Lebih dari satu bulan aku harus mencari sekolah baru yang mau menerimaku. Dengan keadaan seperti ini aku berharap dapat kampus yang tidak merepotkanku dan biayanya terjangkau. Beberapa kampus sebenarnya bersedia menerima tapi biayanya mahal. Aku tidak sanggup karena aku harus mencari uang sendiri. Jelas tidak mungkin bagiku untuk meminta kepada orang tua atau saudara.

Sedikit cerita tentang pelaku yang membuat hidupku jadi nggak karuan ini. Entah cara apa yang dia lakukan, masih saja menggangguku lewat sms dan telp. Sudah aku cuekin tapi tetap nekat. Ingin rasanya proses hukum ini segera selesai agar aku bisa ganti nomer hp. Yang aku takutkan jika aku ganti nomor , jaksa atau orang yang mengurus kasus ini datang ke rumah karena nomerku tidak bisa dihubungi. Tentu saja hal itu akan menimbulkan kecurigaan di keluargaku. Pernah terjadi sekali, orang dari kejaksaan datang membawa surat untuku, untungnya aku sendiri yang menerimanya. Padahal dulu polisi berjanji kalau semua urusan surat akan dikirimkan lewat rumah temanku atau lewat sms saja. Ternyata……

Hakim sudah menjatuhkan hukuman 6 tahun atas kesalahan dia (pelaku). Ah, cukup sudah cerita tentang dia. Sebenarnya aku tidak peduli lagi dengan dia. Yang kuharapkan saat ini adalah aku dapat sekolah lagi dan bisa membahagiakan orang tuaku.

Di bulan Oktober 2011 sedikit harapan mulai nampak. Aku diantar temanku untuk mencari kampus baru. Kata temanku “sepertinya ada yang berubah dari tubuhmu ya?”, tak kutanggapi pertanyaan itu karena pikiranku hanya mencari kampus baru. Syukurlah ada kampus yang biayanya terjangkau untukku.

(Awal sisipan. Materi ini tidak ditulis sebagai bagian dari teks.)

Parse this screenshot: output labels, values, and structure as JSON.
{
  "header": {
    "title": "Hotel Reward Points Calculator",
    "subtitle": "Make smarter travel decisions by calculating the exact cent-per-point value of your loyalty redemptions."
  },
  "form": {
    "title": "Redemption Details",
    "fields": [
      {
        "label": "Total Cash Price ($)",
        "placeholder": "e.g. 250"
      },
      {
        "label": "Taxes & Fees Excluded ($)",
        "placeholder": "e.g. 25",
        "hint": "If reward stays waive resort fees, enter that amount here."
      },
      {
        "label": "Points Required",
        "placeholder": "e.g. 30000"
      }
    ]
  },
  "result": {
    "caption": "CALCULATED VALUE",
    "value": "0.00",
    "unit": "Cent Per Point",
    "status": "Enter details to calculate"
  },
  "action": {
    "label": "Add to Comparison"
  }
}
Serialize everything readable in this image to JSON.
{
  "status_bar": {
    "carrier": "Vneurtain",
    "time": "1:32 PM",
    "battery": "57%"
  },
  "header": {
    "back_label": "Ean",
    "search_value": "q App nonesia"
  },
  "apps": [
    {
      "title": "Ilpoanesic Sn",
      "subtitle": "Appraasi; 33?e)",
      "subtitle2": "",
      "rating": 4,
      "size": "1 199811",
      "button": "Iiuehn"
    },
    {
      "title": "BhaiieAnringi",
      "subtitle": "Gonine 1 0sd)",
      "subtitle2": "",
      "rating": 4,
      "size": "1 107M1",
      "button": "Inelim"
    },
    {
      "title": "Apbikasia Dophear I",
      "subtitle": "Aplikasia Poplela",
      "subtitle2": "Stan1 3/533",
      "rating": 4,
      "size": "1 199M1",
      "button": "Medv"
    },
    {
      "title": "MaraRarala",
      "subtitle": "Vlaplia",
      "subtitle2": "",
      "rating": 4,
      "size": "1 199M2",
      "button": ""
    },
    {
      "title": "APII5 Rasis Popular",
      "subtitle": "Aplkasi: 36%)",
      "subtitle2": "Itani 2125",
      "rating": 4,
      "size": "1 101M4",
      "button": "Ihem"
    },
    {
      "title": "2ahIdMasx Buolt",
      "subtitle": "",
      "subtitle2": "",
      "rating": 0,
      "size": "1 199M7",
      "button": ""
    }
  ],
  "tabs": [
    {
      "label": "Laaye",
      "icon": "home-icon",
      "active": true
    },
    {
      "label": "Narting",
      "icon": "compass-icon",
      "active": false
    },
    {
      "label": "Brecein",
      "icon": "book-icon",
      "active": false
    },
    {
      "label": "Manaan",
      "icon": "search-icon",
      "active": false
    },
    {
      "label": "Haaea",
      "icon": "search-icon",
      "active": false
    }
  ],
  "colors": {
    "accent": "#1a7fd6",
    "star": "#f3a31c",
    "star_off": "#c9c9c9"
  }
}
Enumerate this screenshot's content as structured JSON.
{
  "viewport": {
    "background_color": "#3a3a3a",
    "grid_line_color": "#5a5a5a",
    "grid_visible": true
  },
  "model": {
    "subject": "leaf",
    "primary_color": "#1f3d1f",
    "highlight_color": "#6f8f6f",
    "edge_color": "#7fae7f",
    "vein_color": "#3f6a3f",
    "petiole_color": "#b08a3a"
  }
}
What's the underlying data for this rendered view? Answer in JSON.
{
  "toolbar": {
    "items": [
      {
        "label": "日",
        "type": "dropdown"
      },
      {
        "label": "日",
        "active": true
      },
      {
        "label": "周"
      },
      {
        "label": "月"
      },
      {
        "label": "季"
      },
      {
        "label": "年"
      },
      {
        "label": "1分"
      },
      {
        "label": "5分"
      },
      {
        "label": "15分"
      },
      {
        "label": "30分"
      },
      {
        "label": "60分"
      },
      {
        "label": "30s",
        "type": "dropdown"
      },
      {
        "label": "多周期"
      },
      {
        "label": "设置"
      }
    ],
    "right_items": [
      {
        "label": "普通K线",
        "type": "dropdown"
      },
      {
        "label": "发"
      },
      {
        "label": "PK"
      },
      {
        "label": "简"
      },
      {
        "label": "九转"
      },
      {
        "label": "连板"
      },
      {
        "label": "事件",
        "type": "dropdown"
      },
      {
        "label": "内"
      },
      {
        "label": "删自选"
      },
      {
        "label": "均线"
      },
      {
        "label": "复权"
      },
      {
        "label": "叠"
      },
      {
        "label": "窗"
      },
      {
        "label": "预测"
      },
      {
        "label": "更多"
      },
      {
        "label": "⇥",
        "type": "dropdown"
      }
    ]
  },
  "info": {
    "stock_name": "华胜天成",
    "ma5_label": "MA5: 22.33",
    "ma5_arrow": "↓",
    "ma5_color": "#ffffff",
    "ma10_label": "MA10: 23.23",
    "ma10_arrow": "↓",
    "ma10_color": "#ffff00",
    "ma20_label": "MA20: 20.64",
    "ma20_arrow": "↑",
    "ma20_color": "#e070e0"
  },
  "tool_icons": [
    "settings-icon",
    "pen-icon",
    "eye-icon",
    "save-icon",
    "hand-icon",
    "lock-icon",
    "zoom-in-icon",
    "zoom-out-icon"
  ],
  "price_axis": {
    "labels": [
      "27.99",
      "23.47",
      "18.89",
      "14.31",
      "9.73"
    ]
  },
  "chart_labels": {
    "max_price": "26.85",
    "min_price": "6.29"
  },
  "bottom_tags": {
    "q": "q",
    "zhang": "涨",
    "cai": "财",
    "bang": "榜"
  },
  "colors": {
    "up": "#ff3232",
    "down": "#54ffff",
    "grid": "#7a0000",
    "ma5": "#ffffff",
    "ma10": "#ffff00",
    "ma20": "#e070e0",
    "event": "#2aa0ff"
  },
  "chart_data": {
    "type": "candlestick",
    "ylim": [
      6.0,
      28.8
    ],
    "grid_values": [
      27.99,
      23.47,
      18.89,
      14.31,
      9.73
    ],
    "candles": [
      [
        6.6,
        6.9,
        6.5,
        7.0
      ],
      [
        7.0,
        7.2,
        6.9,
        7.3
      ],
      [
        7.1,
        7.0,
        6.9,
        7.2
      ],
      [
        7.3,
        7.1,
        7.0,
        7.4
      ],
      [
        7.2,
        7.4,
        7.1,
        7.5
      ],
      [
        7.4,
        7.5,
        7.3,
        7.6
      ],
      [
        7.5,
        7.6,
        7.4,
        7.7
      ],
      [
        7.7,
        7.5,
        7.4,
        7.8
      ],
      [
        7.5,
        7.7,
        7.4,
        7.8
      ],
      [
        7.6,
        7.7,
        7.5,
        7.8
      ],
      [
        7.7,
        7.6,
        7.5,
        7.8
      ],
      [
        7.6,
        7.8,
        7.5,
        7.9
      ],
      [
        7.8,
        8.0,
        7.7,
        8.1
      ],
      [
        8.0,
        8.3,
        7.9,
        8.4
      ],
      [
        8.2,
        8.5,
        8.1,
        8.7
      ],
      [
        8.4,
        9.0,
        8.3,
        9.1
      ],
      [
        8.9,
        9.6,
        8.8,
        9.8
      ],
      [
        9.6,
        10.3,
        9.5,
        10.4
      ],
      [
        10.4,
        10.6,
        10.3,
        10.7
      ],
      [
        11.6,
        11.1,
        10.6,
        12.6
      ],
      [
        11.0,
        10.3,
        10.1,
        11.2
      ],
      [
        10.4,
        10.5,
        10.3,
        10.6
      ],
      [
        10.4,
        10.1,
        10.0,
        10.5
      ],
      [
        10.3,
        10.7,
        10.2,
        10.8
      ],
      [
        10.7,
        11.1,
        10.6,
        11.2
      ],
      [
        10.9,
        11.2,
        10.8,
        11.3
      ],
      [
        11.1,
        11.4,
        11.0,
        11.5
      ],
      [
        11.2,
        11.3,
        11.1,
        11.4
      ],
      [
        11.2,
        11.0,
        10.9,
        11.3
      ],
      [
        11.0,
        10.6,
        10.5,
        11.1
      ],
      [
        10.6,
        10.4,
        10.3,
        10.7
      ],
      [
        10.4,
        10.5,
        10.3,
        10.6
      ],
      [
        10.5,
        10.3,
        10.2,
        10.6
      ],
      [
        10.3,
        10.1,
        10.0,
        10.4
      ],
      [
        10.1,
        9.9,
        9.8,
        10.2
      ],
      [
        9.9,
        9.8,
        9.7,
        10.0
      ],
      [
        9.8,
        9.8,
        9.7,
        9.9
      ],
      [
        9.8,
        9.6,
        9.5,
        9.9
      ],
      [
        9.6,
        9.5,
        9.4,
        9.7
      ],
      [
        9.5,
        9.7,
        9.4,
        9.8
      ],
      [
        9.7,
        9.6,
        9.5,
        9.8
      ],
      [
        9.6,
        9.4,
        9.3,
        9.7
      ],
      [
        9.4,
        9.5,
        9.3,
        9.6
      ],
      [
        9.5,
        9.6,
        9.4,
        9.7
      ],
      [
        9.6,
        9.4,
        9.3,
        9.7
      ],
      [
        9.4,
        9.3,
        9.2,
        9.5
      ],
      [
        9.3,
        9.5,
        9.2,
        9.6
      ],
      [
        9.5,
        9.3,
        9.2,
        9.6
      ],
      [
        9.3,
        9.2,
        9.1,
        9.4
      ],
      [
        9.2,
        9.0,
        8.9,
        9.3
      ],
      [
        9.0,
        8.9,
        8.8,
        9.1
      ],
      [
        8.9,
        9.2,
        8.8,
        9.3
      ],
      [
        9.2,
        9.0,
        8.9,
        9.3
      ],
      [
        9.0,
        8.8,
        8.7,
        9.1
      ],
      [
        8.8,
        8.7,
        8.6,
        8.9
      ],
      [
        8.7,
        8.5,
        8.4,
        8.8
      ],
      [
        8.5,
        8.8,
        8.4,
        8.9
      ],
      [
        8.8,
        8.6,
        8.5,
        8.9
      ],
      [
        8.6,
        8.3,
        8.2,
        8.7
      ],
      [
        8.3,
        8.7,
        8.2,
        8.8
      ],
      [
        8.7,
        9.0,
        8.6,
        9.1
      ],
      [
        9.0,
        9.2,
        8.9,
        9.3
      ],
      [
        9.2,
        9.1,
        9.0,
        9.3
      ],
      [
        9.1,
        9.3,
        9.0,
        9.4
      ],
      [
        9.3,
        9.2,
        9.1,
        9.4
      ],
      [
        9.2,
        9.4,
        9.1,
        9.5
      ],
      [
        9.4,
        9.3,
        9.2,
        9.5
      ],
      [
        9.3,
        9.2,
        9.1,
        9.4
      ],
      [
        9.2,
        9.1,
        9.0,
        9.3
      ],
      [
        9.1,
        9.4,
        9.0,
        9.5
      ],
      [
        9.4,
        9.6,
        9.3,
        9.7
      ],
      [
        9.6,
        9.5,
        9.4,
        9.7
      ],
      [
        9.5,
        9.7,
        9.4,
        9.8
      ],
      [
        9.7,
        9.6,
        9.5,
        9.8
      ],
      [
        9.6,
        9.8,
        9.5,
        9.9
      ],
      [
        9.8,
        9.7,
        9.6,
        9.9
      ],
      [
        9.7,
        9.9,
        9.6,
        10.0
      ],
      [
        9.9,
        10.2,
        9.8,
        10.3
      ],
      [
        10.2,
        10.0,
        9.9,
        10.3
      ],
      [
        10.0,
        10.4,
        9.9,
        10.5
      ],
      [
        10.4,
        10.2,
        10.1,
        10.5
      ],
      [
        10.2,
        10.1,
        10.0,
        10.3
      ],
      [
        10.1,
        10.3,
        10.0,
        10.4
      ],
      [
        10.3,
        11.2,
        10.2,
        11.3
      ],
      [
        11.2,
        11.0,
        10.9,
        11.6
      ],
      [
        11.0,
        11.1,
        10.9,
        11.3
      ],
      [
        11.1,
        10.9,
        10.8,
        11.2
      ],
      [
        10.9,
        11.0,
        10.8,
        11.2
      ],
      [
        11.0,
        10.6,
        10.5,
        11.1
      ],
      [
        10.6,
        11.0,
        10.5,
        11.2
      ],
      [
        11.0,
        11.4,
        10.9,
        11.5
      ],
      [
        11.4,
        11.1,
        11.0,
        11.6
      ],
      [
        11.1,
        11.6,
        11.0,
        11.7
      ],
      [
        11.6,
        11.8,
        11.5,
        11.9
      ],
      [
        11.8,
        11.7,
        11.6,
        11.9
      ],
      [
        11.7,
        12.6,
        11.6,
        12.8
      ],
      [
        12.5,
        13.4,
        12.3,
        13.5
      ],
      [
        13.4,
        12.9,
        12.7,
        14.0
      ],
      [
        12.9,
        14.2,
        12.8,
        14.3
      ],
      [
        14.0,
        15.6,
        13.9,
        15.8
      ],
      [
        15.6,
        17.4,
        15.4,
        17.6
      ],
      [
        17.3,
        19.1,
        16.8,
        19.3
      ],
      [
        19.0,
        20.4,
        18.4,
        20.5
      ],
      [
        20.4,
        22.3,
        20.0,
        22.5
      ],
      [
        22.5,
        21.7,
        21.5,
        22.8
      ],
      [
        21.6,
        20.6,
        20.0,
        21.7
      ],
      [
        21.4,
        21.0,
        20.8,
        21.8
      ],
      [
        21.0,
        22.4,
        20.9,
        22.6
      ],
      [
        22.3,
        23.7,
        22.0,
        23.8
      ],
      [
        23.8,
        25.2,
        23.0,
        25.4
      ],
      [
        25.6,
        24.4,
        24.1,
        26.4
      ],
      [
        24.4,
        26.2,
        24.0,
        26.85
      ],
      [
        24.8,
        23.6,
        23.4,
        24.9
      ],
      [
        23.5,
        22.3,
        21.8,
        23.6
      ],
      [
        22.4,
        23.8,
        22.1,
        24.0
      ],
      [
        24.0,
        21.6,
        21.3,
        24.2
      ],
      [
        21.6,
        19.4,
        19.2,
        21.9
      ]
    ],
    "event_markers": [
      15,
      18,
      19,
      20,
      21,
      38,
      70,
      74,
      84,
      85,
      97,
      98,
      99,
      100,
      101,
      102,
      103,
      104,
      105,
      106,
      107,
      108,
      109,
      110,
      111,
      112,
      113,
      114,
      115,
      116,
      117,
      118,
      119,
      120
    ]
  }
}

Ah…lagi – lagi urusan administrasi, kenapa untuk mensahkan agar aku tercatat sebagai mahasiswa saja tidak cukup dengan berkas yang kumiliki dan kudapat dari kampus lama? Kenapa aku harus berhadapan dengan kampus sialan itu lagi? Ya…kampus baru memintaku untuk mendapatkan surat pengatar dari rektor kampus lama. Kejadian itu serasa terulang lagi. Ketika aku menginjakkan kaki di kampus lama semua sorot mata menatapku seakan aku adalah setan yang layak dibuang dan mereka adalah orang yang paling suci sedunia. Tak cukup hanya sekali aku ke kampus lama dan selalu menimbulkan rasa sakit setiap kali ke sana. Entah kenapa tubuhku menjadi berat dan ingin rasanya pingsan. Seperti biasa, aku dilempar ke sana kemari demi mendapatkan selembar kertas dan itu harus kulalui.

Di sela – sela ‘kesibukanku’ mengurus segala urusan administrasi dan pekerjaanku, plus orang tuaku yang silih berganti sakit sehingga harus masuk ke rumah sakit, Kuberanikan diri untuk mengecek keadaanku sendiri, apakah aku hamil atau tidak. Dan hasilnya? Positif. Setidaknya itu tanda yang kulihat dalam alat pengecek kehamilan. “Tuhan…ujian apalagi yang harus kulalui?”

Aku bahkan tak tahu pasti berapa usia kehamilanku ini. Tak tahu kemana harus periksa agar kerahasiaanku ini tetap terjaga, karena aku tidak mau keluargaku tahu. Dan yang membingungkan, aku harus dapat uang dari mana untuk menjaga bayi ini? Di mata keluargaku, aku sudah hampir lulus dan sudah bekerja maka tidak jarang jika orang tuaku butuh bantuan aku pun harus ikut berkonstribusi. Padahal tabungan hasil kerjaku sudah ludes untuk kampus baruku.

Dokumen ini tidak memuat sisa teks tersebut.